Senators voted to include an amendment to the wide-reaching Defence Bill, which would overturn the rescue package and reinstate a block on US companies selling components to ZTE.

The Defence Bill, including the amendment on ZTE, will now go to the House of Representatives (HoR), which already passed a version of the proposed legislation without the ban on ZTE included.

Both versions of the bill must be reconciled, if necessary through negotiations between the Senate and the HoR, to form a consistent Congress version of the bill which then goes to the President for final sign-off.

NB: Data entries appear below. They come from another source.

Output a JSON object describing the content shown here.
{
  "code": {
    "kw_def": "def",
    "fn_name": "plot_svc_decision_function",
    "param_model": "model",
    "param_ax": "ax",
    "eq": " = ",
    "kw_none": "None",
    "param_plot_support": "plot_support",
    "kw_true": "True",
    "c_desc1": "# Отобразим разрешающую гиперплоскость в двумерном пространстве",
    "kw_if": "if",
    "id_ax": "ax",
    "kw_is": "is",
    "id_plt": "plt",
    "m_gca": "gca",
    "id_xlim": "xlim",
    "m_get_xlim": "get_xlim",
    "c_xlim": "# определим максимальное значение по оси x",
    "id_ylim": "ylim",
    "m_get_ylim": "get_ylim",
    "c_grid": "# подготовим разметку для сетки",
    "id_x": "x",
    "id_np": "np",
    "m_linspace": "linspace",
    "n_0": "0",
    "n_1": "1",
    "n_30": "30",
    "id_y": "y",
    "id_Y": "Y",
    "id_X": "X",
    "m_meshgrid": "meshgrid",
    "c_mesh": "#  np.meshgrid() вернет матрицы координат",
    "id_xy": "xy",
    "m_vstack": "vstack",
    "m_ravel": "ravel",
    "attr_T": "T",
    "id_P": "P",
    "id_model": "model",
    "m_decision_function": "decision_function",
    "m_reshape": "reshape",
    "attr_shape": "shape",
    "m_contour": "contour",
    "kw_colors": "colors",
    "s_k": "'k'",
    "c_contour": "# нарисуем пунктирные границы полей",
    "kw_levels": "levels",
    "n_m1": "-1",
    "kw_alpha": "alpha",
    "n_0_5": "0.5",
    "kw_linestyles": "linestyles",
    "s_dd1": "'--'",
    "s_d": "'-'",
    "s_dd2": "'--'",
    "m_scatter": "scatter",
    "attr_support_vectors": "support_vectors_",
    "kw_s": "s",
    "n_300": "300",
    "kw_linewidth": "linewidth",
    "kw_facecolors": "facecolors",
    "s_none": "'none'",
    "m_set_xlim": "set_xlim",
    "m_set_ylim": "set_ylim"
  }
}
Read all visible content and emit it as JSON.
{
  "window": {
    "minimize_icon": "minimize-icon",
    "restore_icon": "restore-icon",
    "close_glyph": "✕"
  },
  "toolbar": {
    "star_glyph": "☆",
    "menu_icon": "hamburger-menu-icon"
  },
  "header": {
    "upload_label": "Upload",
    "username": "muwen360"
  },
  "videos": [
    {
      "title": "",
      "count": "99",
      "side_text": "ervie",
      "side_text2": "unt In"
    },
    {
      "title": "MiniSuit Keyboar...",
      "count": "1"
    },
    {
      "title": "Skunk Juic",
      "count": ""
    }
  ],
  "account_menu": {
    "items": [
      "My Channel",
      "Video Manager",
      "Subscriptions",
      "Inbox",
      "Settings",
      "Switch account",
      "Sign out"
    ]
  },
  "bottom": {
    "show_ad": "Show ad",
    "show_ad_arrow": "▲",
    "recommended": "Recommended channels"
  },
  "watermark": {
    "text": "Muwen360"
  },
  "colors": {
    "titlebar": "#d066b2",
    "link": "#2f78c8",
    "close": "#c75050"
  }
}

President Trump can veto the Congress bill, however given enough support from both chambers his veto can be overruled and the bill becomes law anyway.

It remains unclear how far the row into continuing sanctions on ZTE will go as Trump played a strong part in negotiations to save the vendor.

However, the uncertainty will do little to help the Chinese vendor, which suffered another hit to its share price with the latest revelations. ZTE’s shares on the Hong Kong stock exchange dipped 24 per cent for the day by 4pm local time (19 June), with shares listed in Shenzhen down 10 per cent in the same period.

Prior to developments from the US senate, the situation had begun to settle. ZTE agreed to pay a $1 billion fine and other measures demanded by US authorities. It had also recommenced trading on its shares and resumed business operations suspended in May when it was slapped with the damaging sanctions.